It took filmmaker and digital effects maestro Nicholas Ashe Bateman five years to create the fantastical world of Anmaere, in which his debut feature, The Wanting Mare, is set. He also did it all almost entirely within the confines of a New Jersey warehouse. The dream-like, poetic result is an astonishing visual achievement, an example of what an artist lacking a Hollywood budget can conjure with sheer ingenuity. That said, some may find its impenetrable narrative and purposefully distancing nature irritating. There’s only so long one can stare at an abstract painting.
“…discovers a baby by the shore, which is followed by an intense, violent showdown…”

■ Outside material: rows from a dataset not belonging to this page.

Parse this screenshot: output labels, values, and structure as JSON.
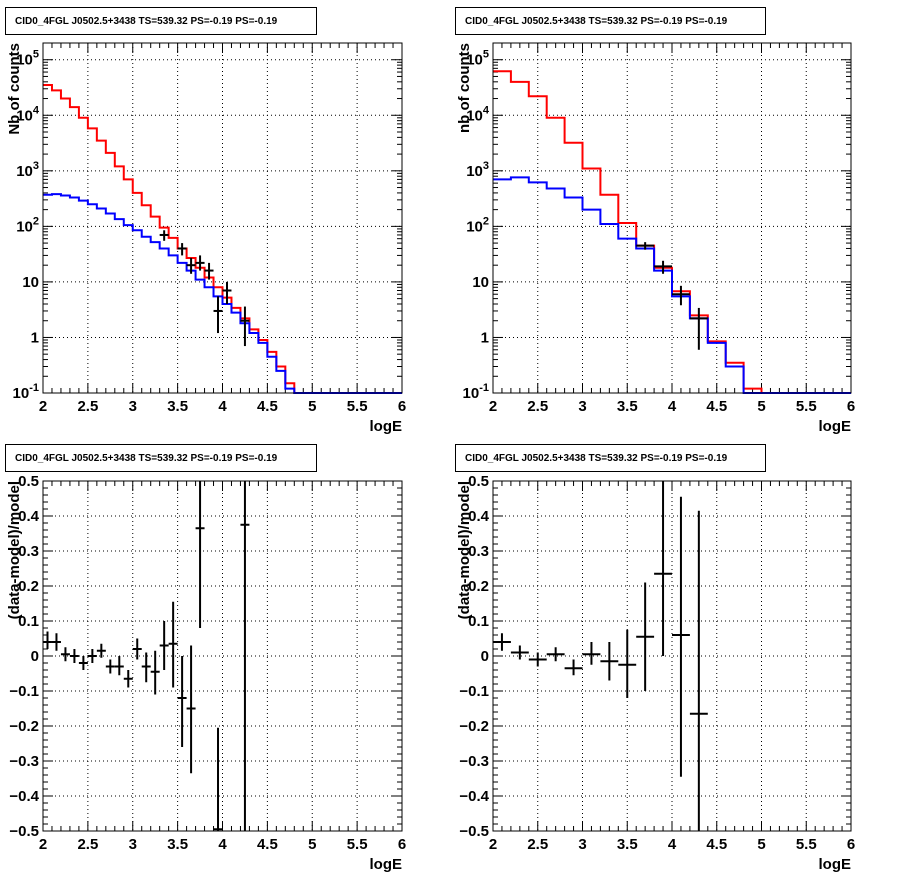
{
  "chart_data": [
    {
      "id": "p1",
      "type": "step",
      "title": "CID0_4FGL J0502.5+3438 TS=539.32 PS=-0.19 PS=-0.19",
      "xlabel": "logE",
      "ylabel": "Nb of counts",
      "xlim": [
        2,
        6
      ],
      "ylim": [
        0.1,
        200000
      ],
      "yscale": "log",
      "grid": true,
      "x_ticks": [
        2,
        2.5,
        3,
        3.5,
        4,
        4.5,
        5,
        5.5,
        6
      ],
      "x_tick_labels": [
        "2",
        "2.5",
        "3",
        "3.5",
        "4",
        "4.5",
        "5",
        "5.5",
        "6"
      ],
      "y_ticks": [
        0.1,
        1,
        10,
        100,
        1000,
        10000,
        100000
      ],
      "y_tick_labels": [
        {
          "base": "10",
          "exp": "-1"
        },
        {
          "base": "1",
          "exp": ""
        },
        {
          "base": "10",
          "exp": ""
        },
        {
          "base": "10",
          "exp": "2"
        },
        {
          "base": "10",
          "exp": "3"
        },
        {
          "base": "10",
          "exp": "4"
        },
        {
          "base": "10",
          "exp": "5"
        }
      ],
      "bin_edges": [
        2.0,
        2.1,
        2.2,
        2.3,
        2.4,
        2.5,
        2.6,
        2.7,
        2.8,
        2.9,
        3.0,
        3.1,
        3.2,
        3.3,
        3.4,
        3.5,
        3.6,
        3.7,
        3.8,
        3.9,
        4.0,
        4.1,
        4.2,
        4.3,
        4.4,
        4.5,
        4.6,
        4.7,
        4.8,
        4.9,
        5.0,
        5.1,
        5.2,
        5.3,
        5.4,
        5.5,
        5.6,
        5.7,
        5.8,
        5.9,
        6.0
      ],
      "series": [
        {
          "name": "",
          "color": "#ff0000",
          "style": "step",
          "values": [
            35000,
            28000,
            20000,
            14000,
            9000,
            5800,
            3500,
            2100,
            1200,
            700,
            400,
            240,
            150,
            95,
            62,
            40,
            27,
            18,
            12,
            8,
            5.2,
            3.4,
            2.2,
            1.4,
            0.9,
            0.55,
            0.3,
            0.15,
            0.1,
            0.1,
            0.1,
            0.1,
            0.1,
            0.1,
            0.1,
            0.1,
            0.1,
            0.1,
            0.1,
            0.1
          ]
        },
        {
          "name": "",
          "color": "#0000ff",
          "style": "step",
          "values": [
            370,
            380,
            360,
            330,
            290,
            250,
            210,
            170,
            135,
            105,
            85,
            65,
            52,
            40,
            30,
            22,
            16,
            11,
            8,
            5.5,
            4,
            2.8,
            1.8,
            1.2,
            0.8,
            0.45,
            0.25,
            0.12,
            0.1,
            0.1,
            0.1,
            0.1,
            0.1,
            0.1,
            0.1,
            0.1,
            0.1,
            0.1,
            0.1,
            0.1
          ]
        },
        {
          "name": "",
          "color": "#000000",
          "style": "points",
          "points": [
            {
              "x": 3.35,
              "y": 70,
              "ylo": 55,
              "yhi": 85
            },
            {
              "x": 3.55,
              "y": 40,
              "ylo": 30,
              "yhi": 50
            },
            {
              "x": 3.65,
              "y": 20,
              "ylo": 14,
              "yhi": 27
            },
            {
              "x": 3.75,
              "y": 22,
              "ylo": 16,
              "yhi": 30
            },
            {
              "x": 3.85,
              "y": 16,
              "ylo": 11,
              "yhi": 22
            },
            {
              "x": 3.95,
              "y": 3,
              "ylo": 1.2,
              "yhi": 5.5
            },
            {
              "x": 4.05,
              "y": 7,
              "ylo": 4,
              "yhi": 10
            },
            {
              "x": 4.25,
              "y": 2,
              "ylo": 0.7,
              "yhi": 3.6
            }
          ]
        }
      ]
    },
    {
      "id": "p2",
      "type": "step",
      "title": "CID0_4FGL J0502.5+3438 TS=539.32 PS=-0.19 PS=-0.19",
      "xlabel": "logE",
      "ylabel": "nb of counts",
      "xlim": [
        2,
        6
      ],
      "ylim": [
        0.1,
        200000
      ],
      "yscale": "log",
      "grid": true,
      "x_ticks": [
        2,
        2.5,
        3,
        3.5,
        4,
        4.5,
        5,
        5.5,
        6
      ],
      "x_tick_labels": [
        "2",
        "2.5",
        "3",
        "3.5",
        "4",
        "4.5",
        "5",
        "5.5",
        "6"
      ],
      "y_ticks": [
        0.1,
        1,
        10,
        100,
        1000,
        10000,
        100000
      ],
      "y_tick_labels": [
        {
          "base": "10",
          "exp": "-1"
        },
        {
          "base": "1",
          "exp": ""
        },
        {
          "base": "10",
          "exp": ""
        },
        {
          "base": "10",
          "exp": "2"
        },
        {
          "base": "10",
          "exp": "3"
        },
        {
          "base": "10",
          "exp": "4"
        },
        {
          "base": "10",
          "exp": "5"
        }
      ],
      "bin_edges": [
        2.0,
        2.2,
        2.4,
        2.6,
        2.8,
        3.0,
        3.2,
        3.4,
        3.6,
        3.8,
        4.0,
        4.2,
        4.4,
        4.6,
        4.8,
        5.0,
        5.2,
        5.4,
        5.6,
        5.8,
        6.0
      ],
      "series": [
        {
          "name": "",
          "color": "#ff0000",
          "style": "step",
          "values": [
            62000,
            40000,
            22000,
            9000,
            3200,
            1100,
            370,
            115,
            45,
            18,
            6.8,
            2.5,
            0.85,
            0.35,
            0.12,
            0.1,
            0.1,
            0.1,
            0.1,
            0.1
          ]
        },
        {
          "name": "",
          "color": "#0000ff",
          "style": "step",
          "values": [
            700,
            760,
            620,
            480,
            330,
            200,
            110,
            60,
            40,
            16,
            5.5,
            2.2,
            0.8,
            0.3,
            0.1,
            0.1,
            0.1,
            0.1,
            0.1,
            0.1
          ]
        },
        {
          "name": "",
          "color": "#000000",
          "style": "points",
          "points": [
            {
              "x": 3.7,
              "y": 45,
              "ylo": 38,
              "yhi": 52
            },
            {
              "x": 3.9,
              "y": 19,
              "ylo": 14,
              "yhi": 24
            },
            {
              "x": 4.1,
              "y": 6,
              "ylo": 3.8,
              "yhi": 8.5
            },
            {
              "x": 4.3,
              "y": 2.2,
              "ylo": 0.6,
              "yhi": 3.4
            }
          ]
        }
      ]
    },
    {
      "id": "p3",
      "type": "scatter",
      "title": "CID0_4FGL J0502.5+3438 TS=539.32 PS=-0.19 PS=-0.19",
      "xlabel": "logE",
      "ylabel": "(data-model)/model",
      "xlim": [
        2,
        6
      ],
      "ylim": [
        -0.5,
        0.5
      ],
      "yscale": "linear",
      "grid": true,
      "x_ticks": [
        2,
        2.5,
        3,
        3.5,
        4,
        4.5,
        5,
        5.5,
        6
      ],
      "x_tick_labels": [
        "2",
        "2.5",
        "3",
        "3.5",
        "4",
        "4.5",
        "5",
        "5.5",
        "6"
      ],
      "y_ticks": [
        -0.5,
        -0.4,
        -0.3,
        -0.2,
        -0.1,
        0,
        0.1,
        0.2,
        0.3,
        0.4,
        0.5
      ],
      "y_tick_labels": [
        "−0.5",
        "−0.4",
        "−0.3",
        "−0.2",
        "−0.1",
        "0",
        "0.1",
        "0.2",
        "0.3",
        "0.4",
        "0.5"
      ],
      "series": [
        {
          "name": "",
          "color": "#000000",
          "style": "points",
          "xhalfwidth": 0.05,
          "points": [
            {
              "x": 2.05,
              "y": 0.04,
              "ylo": 0.02,
              "yhi": 0.07
            },
            {
              "x": 2.15,
              "y": 0.04,
              "ylo": 0.015,
              "yhi": 0.065
            },
            {
              "x": 2.25,
              "y": 0.005,
              "ylo": -0.015,
              "yhi": 0.025
            },
            {
              "x": 2.35,
              "y": 0.0,
              "ylo": -0.02,
              "yhi": 0.02
            },
            {
              "x": 2.45,
              "y": -0.02,
              "ylo": -0.04,
              "yhi": 0.0
            },
            {
              "x": 2.55,
              "y": 0.0,
              "ylo": -0.02,
              "yhi": 0.02
            },
            {
              "x": 2.65,
              "y": 0.015,
              "ylo": -0.005,
              "yhi": 0.035
            },
            {
              "x": 2.75,
              "y": -0.03,
              "ylo": -0.05,
              "yhi": -0.01
            },
            {
              "x": 2.85,
              "y": -0.03,
              "ylo": -0.055,
              "yhi": 0.0
            },
            {
              "x": 2.95,
              "y": -0.065,
              "ylo": -0.09,
              "yhi": -0.04
            },
            {
              "x": 3.05,
              "y": 0.02,
              "ylo": -0.01,
              "yhi": 0.05
            },
            {
              "x": 3.15,
              "y": -0.03,
              "ylo": -0.075,
              "yhi": 0.01
            },
            {
              "x": 3.25,
              "y": -0.045,
              "ylo": -0.11,
              "yhi": 0.015
            },
            {
              "x": 3.35,
              "y": 0.03,
              "ylo": -0.04,
              "yhi": 0.1
            },
            {
              "x": 3.45,
              "y": 0.035,
              "ylo": -0.09,
              "yhi": 0.155
            },
            {
              "x": 3.55,
              "y": -0.12,
              "ylo": -0.26,
              "yhi": 0.0
            },
            {
              "x": 3.65,
              "y": -0.15,
              "ylo": -0.335,
              "yhi": 0.03
            },
            {
              "x": 3.75,
              "y": 0.365,
              "ylo": 0.08,
              "yhi": 0.5
            },
            {
              "x": 3.95,
              "y": -0.495,
              "ylo": -0.5,
              "yhi": -0.205
            },
            {
              "x": 4.25,
              "y": 0.375,
              "ylo": -0.5,
              "yhi": 0.5
            }
          ]
        }
      ]
    },
    {
      "id": "p4",
      "type": "scatter",
      "title": "CID0_4FGL J0502.5+3438 TS=539.32 PS=-0.19 PS=-0.19",
      "xlabel": "logE",
      "ylabel": "(data-model)/model",
      "xlim": [
        2,
        6
      ],
      "ylim": [
        -0.5,
        0.5
      ],
      "yscale": "linear",
      "grid": true,
      "x_ticks": [
        2,
        2.5,
        3,
        3.5,
        4,
        4.5,
        5,
        5.5,
        6
      ],
      "x_tick_labels": [
        "2",
        "2.5",
        "3",
        "3.5",
        "4",
        "4.5",
        "5",
        "5.5",
        "6"
      ],
      "y_ticks": [
        -0.5,
        -0.4,
        -0.3,
        -0.2,
        -0.1,
        0,
        0.1,
        0.2,
        0.3,
        0.4,
        0.5
      ],
      "y_tick_labels": [
        "−0.5",
        "−0.4",
        "−0.3",
        "−0.2",
        "−0.1",
        "0",
        "0.1",
        "0.2",
        "0.3",
        "0.4",
        "0.5"
      ],
      "series": [
        {
          "name": "",
          "color": "#000000",
          "style": "points",
          "xhalfwidth": 0.1,
          "points": [
            {
              "x": 2.1,
              "y": 0.04,
              "ylo": 0.015,
              "yhi": 0.065
            },
            {
              "x": 2.3,
              "y": 0.01,
              "ylo": -0.01,
              "yhi": 0.03
            },
            {
              "x": 2.5,
              "y": -0.01,
              "ylo": -0.03,
              "yhi": 0.01
            },
            {
              "x": 2.7,
              "y": 0.005,
              "ylo": -0.015,
              "yhi": 0.025
            },
            {
              "x": 2.9,
              "y": -0.035,
              "ylo": -0.055,
              "yhi": -0.01
            },
            {
              "x": 3.1,
              "y": 0.005,
              "ylo": -0.025,
              "yhi": 0.04
            },
            {
              "x": 3.3,
              "y": -0.015,
              "ylo": -0.07,
              "yhi": 0.04
            },
            {
              "x": 3.5,
              "y": -0.025,
              "ylo": -0.12,
              "yhi": 0.075
            },
            {
              "x": 3.7,
              "y": 0.055,
              "ylo": -0.1,
              "yhi": 0.21
            },
            {
              "x": 3.9,
              "y": 0.235,
              "ylo": 0.0,
              "yhi": 0.5
            },
            {
              "x": 4.1,
              "y": 0.06,
              "ylo": -0.345,
              "yhi": 0.455
            },
            {
              "x": 4.3,
              "y": -0.165,
              "ylo": -0.5,
              "yhi": 0.415
            }
          ]
        }
      ]
    }
  ]
}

It all starts off compellingly enough. Once a year, the title card informs us, wild horses are brought across the ocean from the (post-apocalyptic? alien? fantasy? New Jersey?), boiling-hot city of Whithren to the wintry Levithen. The tickets for this annual journey are highly coveted and extremely rare. One of the folks who desperately wants a ticket is Moira (Jordan Monaghan). She dreams of Levithen, just like her mother used to, before dying during childbirth (it’s a dream that’s passed on through generations… or something). When she helps out the wounded thug Lawrence (Bateman), she promises to keep him safe in exchange for the ticket.
With me so far? This is where things start to get obscure. Our heroes fall in love. He then discovers a baby by the shore, which is followed by an intense, violent showdown to get the prized ticket. Just when the film prepares us for a dark crusade over a tumultuous sea, or perhaps a crisis wherein our heroes end up hunted, or some sort of spiritual journey of existential discovery, it jarringly cuts to over three decades into the future. We’re at minute 30 here. Ballsy move, Bateman.
"…there’s only so long one can stare at an abstract painting."